Em virtude do impulso dado ao avanço das ciências medicas com a descoberta dos micróbios por Pasteur, começou a restringir-se o carácter clínico do ensino da Medicina.

Ainda que sem competência para abordar a técnica desse ensino, com as características particulares de cada uma das matérias cuja perfeita combinação conduz à boa formação do futuro médico, eu posso e devo, como Deputado e como médico, exprimir opinião sobre as duas tendências gerais desse ensino, tanto mais que é matéria discutida pelos próprios que não são médicos.

Uma dessas tendências é científica e laboratorial, a outra é clínica e prática.

A primeira adquiriu, desde o químico Pasteur, um predomínio crescente, a segunda vê cada vez mais reduzido o seu domínio.

São duas os causas principais dessa evolução, direi melhor, dessa evolução.

Em primeiro lugar, por ser mais cómodo enviar o doente de laboratório em laboratório, depois duma observação superficial, do que fazer um estudo psicossomático completo.

Em segundo lugar, por ser mais fácil encontrar quem saiba do que quem compreenda e conclua ante um caso concreto.

Escrevia Hachard, ardente defensor da escola clínica contra a escola sábia:

«Tout le monde peut être savant, c'est-à-dire, savoir. Mais tout le monde n'est pas clinicien, parce que la clinique est l'Art de la Médecine, et que tout le monde n'est pas artiste».

A escola sábia alimenta o seu prestígio no trabalho das équipes, escalonadas sucessivamente e postas diante do doente como uma longa caminhada muitas vezes efectuada ao acaso e que o pode levar a um beco sem saída.

Esta atitude de humilhante reverência ante os laboratórios faz perder aos médicos a sua personalidade e torna-os meros instrumentos passivos na arte de diagnosticar e de curar.

Se as Faculdades de Medicina propenderem para a investigação em prejuízo da clínica, cometem uma traição que a sociedade lhes não perdoará.

O conceito da era pasteuriana foi ultrapassado.

Com efeito, pesquisadores e clínicos, homens de ciência e homens práticos, só podem conviver em harmonia se uma ideia, uni anseio comum lhes despertar recíproca simpatia. Esse factor comum, em torno do qual se devem reunir fraternalmente cientistas e práticos, é a saúde pública.

Uma das facetas mais interessantes da obra do Prof. Francisco Gentil no Instituto Português de Oncologia foi precisamente a de ter dado aos laboratórios uma alma clínica, imergindo-os no ambiente hospitalar, para sentirem e compreenderem o carácter filantrópico da obra e a sua finalidade prática, no mesmo tempo social, clínica e científica.

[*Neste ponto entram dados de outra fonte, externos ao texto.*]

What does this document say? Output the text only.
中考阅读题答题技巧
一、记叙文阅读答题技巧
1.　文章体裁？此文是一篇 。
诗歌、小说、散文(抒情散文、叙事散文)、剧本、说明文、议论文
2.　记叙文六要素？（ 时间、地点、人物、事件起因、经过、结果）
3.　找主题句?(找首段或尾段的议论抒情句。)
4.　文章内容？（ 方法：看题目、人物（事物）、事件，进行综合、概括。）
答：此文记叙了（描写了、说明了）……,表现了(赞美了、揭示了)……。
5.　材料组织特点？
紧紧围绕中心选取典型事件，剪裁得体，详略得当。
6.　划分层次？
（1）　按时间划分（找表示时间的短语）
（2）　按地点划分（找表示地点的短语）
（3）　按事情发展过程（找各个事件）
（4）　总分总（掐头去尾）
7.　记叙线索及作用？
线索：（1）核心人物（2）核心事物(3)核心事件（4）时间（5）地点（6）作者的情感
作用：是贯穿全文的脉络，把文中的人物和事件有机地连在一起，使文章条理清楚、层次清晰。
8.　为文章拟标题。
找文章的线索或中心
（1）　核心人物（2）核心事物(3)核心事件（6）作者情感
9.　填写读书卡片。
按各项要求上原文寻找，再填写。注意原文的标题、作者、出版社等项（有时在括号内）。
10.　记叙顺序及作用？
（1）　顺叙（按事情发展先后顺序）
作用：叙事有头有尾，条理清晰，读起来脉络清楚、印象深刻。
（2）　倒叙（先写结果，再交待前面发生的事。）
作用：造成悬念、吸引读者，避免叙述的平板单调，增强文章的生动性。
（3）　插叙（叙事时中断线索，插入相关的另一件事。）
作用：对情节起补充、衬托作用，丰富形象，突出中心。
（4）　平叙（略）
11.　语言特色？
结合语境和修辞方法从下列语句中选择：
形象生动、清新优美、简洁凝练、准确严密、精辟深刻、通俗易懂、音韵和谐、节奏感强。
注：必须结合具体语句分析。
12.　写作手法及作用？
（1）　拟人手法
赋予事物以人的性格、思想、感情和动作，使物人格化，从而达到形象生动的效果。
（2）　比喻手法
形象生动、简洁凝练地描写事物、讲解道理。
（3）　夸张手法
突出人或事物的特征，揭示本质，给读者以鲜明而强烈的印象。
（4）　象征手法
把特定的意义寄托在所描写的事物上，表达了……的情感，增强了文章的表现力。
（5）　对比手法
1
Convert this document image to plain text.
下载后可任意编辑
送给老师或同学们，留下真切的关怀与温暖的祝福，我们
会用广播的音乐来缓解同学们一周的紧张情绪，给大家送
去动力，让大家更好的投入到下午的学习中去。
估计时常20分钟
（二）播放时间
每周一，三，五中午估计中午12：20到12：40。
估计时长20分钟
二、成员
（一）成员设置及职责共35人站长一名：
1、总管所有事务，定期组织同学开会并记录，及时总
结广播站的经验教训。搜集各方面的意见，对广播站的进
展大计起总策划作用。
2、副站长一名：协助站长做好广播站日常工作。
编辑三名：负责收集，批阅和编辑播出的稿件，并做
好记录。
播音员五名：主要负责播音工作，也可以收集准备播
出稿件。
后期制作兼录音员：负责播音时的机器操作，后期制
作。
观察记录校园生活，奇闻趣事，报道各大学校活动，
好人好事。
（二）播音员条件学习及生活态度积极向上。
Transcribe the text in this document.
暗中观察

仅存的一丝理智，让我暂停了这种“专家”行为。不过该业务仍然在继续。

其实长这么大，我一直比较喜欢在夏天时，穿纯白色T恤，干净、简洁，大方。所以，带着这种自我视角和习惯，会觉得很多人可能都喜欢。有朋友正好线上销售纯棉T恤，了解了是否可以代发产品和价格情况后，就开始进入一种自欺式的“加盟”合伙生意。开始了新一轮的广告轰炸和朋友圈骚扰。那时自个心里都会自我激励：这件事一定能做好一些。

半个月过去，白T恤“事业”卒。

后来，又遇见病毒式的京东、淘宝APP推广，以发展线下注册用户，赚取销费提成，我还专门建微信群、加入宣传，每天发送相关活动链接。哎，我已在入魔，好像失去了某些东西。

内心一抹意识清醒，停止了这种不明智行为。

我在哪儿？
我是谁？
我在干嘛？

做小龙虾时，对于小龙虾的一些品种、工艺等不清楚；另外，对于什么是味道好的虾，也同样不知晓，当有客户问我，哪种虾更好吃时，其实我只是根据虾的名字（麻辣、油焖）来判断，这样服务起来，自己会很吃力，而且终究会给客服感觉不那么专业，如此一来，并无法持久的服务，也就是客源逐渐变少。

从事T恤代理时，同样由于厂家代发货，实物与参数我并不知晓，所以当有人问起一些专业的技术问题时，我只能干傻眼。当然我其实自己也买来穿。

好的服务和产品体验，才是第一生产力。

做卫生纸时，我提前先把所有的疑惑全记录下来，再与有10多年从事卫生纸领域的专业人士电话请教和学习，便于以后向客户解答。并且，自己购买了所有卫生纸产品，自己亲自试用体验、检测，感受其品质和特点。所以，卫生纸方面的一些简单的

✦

Justo é dizer que no aviso prévio do Prof. Cid das Santos também se nota, ao criticar curtas deficiências do instalação num ou noutro sector, o mesmo espírito predominantemente prático.

Há, todavia, na exposição de S. Ex.ª certas particularidades, como a arrumação de livros e revistas, entre outras, que demonstram uma preocupação demasiado minuciosa que está fora do âmbito dos problemas que podemos aqui discutir, pois são exclusivamente técnicas, muito restritas, e não temos maneira de as esclarecer devidamente, mesmo auxiliados pelos esquemas que gentilmente pôs à nossa disposição.

De resto, o que os povos exigem, porque sabem que podem ser postos ao abrigo de muitas doenças, é que os governantes tomem as medidas profilácticas adequadas, que construam hospitais e adoptem os processos mais práticos, mais cómodos e mais baratos de evitar e combater as doenças.